Coronavirus, perché il caldo può aiutare: parla la Gismondo

Non si sa quando il coronavirus sarà definitivamente sconfitto, ma nelle ultime ore i virologi stanno provando a stimare i tempi e a fare le prime previsioni. Compresa Maria Rita Gismondo, direttrice del laboratorio di Microbiologia clinica dell’ospedale Sacco di Milano, intervenuta ai microfoni di Radio Cusano Campus.

Coronavirus, perché il caldo può aiutare

Tanti i temi toccati dalla virologa. Per esempio, il ruolo del caldo. “Quando andiamo verso il caldo cala la presenza dei virus respiratori, ma soprattutto perché cambiano le nostre abitudini: durante l’inverno ci accalchiamo nei locali ed è molto più facile stare più vicini. L’estate stiamo più all’aperto e questo ci aiuta ad essere meno esposti ai virus”.

I tempi per il vaccino

“Per raggiungere il vaccino – aggiunge la Gismondo – ci vorrà tempo. Forse arriverà anche dopo il picco in tutta Europa. La cosa più rapida è una terapia, perché abbiamo tante molecole che potrebbero essere attive nei confronti del virus. È essenziale provare e riprovare molecole che possano darci una terapia”.

Secondo la virologa, si starebbe “puntando su due target diversi di attività: l’antivirale punta ad inibire il virus rapidamente, l’altra molecola (ossia quella del farmaco anti artrite, ndr) mira a ridurre l’infiammazione. Penso possano diventare una terapia combinata”.

Una lezione: mai più tagli al sistema sanitario

Maria Rita Gismondo sottolinea poi il risultato di anni di politiche basate sui tagli. “Tutti dobbiamo imparare da questa esperienza. La sanità non può essere spezzettata in varie regioni. Il cittadino su tutto il territorio nazionale deve avere lo stesso diritto alla salute. Addirittura auspicherei su tutto il territorio europeo. Spero che le persone non dimentichino i nostri sacrifici”.

Contagi in aumento, ma niente paura

“Stiamo assistendo a un incremento di casi di contagio rilevati – evidenzia la Gismondo -. Tra poco il 60-70% della popolazione sarà rilevato positivo, ma non dobbiamo preoccuparci. Con dei numeri maggiori ci renderemo conto che questo virus è meno letale di quanto possiamo pensare adesso”.

Per l’esperta il virus è silente nel 90% dei casi, ma “c’è un 10% di persone che ha bisogno di essere ricoverato in ospedale. Ad oggi i dati di morte diretta per coronavirus sono molto scarsi, si parla di qualche unità”.

E sui giovani  in terapia intensiva, “la medicina non è mai una scienza esatta, non significa che non ci possano esserci casi di qualche giovane.
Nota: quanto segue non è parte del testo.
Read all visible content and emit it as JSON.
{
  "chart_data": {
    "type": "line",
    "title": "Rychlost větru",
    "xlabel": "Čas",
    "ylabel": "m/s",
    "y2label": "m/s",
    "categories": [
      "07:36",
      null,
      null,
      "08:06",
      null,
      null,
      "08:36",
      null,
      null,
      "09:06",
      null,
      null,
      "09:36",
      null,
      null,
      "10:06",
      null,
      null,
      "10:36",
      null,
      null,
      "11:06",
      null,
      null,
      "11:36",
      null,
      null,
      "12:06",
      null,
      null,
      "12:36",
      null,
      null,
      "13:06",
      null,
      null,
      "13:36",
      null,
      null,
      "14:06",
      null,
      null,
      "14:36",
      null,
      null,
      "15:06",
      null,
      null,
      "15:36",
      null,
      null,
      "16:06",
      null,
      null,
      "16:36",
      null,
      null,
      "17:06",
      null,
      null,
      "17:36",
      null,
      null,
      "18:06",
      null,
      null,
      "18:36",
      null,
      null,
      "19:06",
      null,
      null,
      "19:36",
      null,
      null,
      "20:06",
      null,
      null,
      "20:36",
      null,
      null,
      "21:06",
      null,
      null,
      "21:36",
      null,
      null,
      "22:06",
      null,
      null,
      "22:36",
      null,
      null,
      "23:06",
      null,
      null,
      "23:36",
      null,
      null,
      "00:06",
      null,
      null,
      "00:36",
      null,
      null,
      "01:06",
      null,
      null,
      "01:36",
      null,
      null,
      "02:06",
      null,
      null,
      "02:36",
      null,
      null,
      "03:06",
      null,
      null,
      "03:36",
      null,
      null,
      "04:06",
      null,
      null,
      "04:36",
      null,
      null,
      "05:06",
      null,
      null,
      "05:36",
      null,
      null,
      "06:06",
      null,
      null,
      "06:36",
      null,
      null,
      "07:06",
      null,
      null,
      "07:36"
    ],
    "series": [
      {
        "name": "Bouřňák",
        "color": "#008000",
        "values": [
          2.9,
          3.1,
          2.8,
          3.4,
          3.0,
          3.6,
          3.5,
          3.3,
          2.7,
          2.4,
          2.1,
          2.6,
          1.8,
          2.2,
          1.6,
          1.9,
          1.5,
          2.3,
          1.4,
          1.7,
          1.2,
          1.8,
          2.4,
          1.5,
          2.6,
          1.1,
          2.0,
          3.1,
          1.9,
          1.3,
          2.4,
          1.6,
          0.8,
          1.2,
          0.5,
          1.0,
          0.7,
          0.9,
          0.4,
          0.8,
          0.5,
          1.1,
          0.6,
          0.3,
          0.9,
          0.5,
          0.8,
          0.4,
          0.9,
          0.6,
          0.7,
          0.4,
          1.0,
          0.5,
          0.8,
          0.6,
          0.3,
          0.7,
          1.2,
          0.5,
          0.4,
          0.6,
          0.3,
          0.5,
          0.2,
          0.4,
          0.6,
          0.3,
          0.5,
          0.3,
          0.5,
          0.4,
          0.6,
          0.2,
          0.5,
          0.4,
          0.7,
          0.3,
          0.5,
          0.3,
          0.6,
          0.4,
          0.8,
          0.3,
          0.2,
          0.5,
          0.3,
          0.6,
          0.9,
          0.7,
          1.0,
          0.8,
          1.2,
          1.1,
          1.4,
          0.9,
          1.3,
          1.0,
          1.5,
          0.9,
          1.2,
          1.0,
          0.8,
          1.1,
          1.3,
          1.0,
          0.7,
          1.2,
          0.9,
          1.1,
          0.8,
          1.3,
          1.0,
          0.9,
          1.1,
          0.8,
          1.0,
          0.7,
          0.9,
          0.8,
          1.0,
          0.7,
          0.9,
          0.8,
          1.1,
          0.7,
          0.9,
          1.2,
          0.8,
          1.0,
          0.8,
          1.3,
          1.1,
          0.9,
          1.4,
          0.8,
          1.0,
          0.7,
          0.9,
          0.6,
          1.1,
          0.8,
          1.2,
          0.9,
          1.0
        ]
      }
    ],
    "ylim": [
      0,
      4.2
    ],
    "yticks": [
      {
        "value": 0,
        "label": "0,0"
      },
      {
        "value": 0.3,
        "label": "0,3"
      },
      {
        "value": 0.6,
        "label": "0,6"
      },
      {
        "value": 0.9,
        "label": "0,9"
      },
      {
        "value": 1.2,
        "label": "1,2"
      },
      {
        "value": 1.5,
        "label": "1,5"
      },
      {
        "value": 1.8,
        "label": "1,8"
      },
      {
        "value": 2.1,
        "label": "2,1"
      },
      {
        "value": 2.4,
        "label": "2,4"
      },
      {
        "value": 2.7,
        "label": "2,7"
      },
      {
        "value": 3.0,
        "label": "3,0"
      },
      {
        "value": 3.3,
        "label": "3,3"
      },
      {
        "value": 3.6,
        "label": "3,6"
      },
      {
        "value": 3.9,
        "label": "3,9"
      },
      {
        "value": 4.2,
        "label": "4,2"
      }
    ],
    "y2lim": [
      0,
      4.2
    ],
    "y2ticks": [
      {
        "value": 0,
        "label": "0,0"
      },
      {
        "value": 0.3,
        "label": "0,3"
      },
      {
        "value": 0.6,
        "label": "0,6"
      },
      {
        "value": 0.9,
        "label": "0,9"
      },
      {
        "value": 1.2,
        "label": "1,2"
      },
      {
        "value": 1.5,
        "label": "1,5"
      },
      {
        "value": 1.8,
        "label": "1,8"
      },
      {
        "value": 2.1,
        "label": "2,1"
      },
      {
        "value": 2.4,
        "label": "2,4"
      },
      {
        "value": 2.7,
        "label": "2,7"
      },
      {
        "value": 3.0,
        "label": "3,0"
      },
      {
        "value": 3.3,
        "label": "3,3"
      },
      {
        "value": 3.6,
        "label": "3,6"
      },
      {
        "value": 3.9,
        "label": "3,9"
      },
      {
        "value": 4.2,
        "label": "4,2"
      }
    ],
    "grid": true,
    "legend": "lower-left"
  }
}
Dobbiamo però vedere la curva, dobbiamo parlare della maggior parte dei casi. Dobbiamo andare a vedere se ci sono altre malattie. Oggi l’età media dei deceduti è 81-83 anni, i guariti sono quasi il doppio delle persone che vengono ricoverate in terapia intensiva”.

Infine, una previsione. “Non illudiamoci di avere casi zero in tutta Italia e in tutta Europa. La Lombardia è stata particolarmente sfortunata perché ha avuto quel focolaio che ci ha messo in crisi. Se non ci fosse stato quel focolaio avremmo avuto pochi casi aumentati nel tempo e non questa crisi sanitaria. Tra due settimane ci aspettiamo un calo drastico dei casi positivi, dei ricoverati e dei malati. Non possiamo però pensare che tra due settimane il virus sia scomparso, ci accompagnerà ancora per qualche mese”.